In a large mixing bowl, add the brown sugar, self-rising flour, baking soda, spice and salt and whisk to combine and to get rid of any lumps. Add the olive oil date mixture and stir well. Pour the cake batter into the prepared cake tin, smoothing out the top with a spatula. Nestle the pears to stand upright into the batter (the bottom half of the pear should be covered), in a circular formation so the pears are evenly spread out. Bake for 35-40 minutes until an inserted skewer comes out clean. Set aside to cool for 8-10 minutes.

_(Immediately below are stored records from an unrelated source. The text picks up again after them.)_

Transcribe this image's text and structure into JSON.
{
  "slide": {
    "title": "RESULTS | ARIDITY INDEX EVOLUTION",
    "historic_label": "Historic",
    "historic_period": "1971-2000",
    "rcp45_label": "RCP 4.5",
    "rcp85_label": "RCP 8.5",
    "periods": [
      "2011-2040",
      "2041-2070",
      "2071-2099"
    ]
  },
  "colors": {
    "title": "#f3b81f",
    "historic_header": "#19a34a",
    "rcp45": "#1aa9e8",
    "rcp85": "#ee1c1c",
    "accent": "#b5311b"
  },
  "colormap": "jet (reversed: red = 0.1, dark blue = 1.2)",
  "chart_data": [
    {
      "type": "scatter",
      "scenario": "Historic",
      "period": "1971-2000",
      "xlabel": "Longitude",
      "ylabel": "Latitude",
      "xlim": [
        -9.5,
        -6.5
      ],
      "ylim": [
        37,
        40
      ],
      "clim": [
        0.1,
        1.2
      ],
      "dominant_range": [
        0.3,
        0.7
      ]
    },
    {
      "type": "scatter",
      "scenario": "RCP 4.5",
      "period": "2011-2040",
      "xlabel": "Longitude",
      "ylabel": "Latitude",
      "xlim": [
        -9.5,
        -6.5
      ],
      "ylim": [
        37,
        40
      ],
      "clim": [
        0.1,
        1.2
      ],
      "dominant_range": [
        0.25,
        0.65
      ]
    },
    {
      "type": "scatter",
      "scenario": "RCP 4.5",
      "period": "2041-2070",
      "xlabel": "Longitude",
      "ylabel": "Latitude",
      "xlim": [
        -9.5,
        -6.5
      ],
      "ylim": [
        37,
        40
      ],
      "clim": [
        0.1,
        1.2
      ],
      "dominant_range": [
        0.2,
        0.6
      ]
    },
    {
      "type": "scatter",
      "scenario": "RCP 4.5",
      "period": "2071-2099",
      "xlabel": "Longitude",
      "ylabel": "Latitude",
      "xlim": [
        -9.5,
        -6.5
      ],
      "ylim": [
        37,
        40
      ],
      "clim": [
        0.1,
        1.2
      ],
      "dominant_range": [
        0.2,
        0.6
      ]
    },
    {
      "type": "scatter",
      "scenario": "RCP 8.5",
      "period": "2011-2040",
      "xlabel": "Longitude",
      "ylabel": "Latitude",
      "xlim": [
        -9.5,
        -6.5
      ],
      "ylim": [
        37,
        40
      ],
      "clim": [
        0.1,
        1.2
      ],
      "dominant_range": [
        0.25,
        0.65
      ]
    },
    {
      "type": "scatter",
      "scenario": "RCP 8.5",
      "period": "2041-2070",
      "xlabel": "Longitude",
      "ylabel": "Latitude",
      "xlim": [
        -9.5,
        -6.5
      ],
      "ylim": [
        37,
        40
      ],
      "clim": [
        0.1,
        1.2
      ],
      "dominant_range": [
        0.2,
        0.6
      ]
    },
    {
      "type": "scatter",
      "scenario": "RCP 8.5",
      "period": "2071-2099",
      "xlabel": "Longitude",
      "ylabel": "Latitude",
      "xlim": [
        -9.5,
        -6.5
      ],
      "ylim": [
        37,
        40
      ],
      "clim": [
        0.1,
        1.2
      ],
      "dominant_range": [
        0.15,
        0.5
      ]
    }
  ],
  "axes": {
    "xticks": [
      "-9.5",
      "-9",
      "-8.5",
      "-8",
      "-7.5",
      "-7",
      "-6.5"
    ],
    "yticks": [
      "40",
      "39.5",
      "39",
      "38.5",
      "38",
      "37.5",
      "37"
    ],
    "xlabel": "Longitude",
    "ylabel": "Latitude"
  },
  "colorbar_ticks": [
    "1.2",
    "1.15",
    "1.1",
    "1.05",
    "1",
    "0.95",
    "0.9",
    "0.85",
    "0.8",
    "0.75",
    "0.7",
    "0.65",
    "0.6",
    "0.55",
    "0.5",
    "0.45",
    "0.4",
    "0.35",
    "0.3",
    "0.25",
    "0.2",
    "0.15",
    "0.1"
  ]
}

While the pears are baking, bring the pear poaching liquid back to the boil and simmer on high heat until reduced and thick, about 5-6 minutes. While the cake is still warm, brush or spoon the syrup over the cake, allowing the liquid to absorb into the cake before adding more. Keep a little syrup aside for serving.
To serve, serve slices with a scoop of ice cream (vegan if you prefer) and finish with a tiny drizzle of olive oil over the ice cream.
According to the very talented Hetty, this cake is characterised by it's bold flavours. It is moist without being gooey or dense (well, mine had the goo-factor as I took it out of the oven way too soon!). The addition of olive oil (which I thought may have been over-powering due to the large quantity) delivers an irresistible savoury and ever so slight peppery undertone, which pairs (no pun intended) with the aromatic, chai spiced pears. The cake is dark and bursting with intriguing flavours.
It is a bit of a show-piece with the pears sticking out the top and if our Cook Club foodies are anything to go by, everyone will love it, vegan or not. I say it's best served with coffee or even better, a wee glass of full-bodied Shiraz!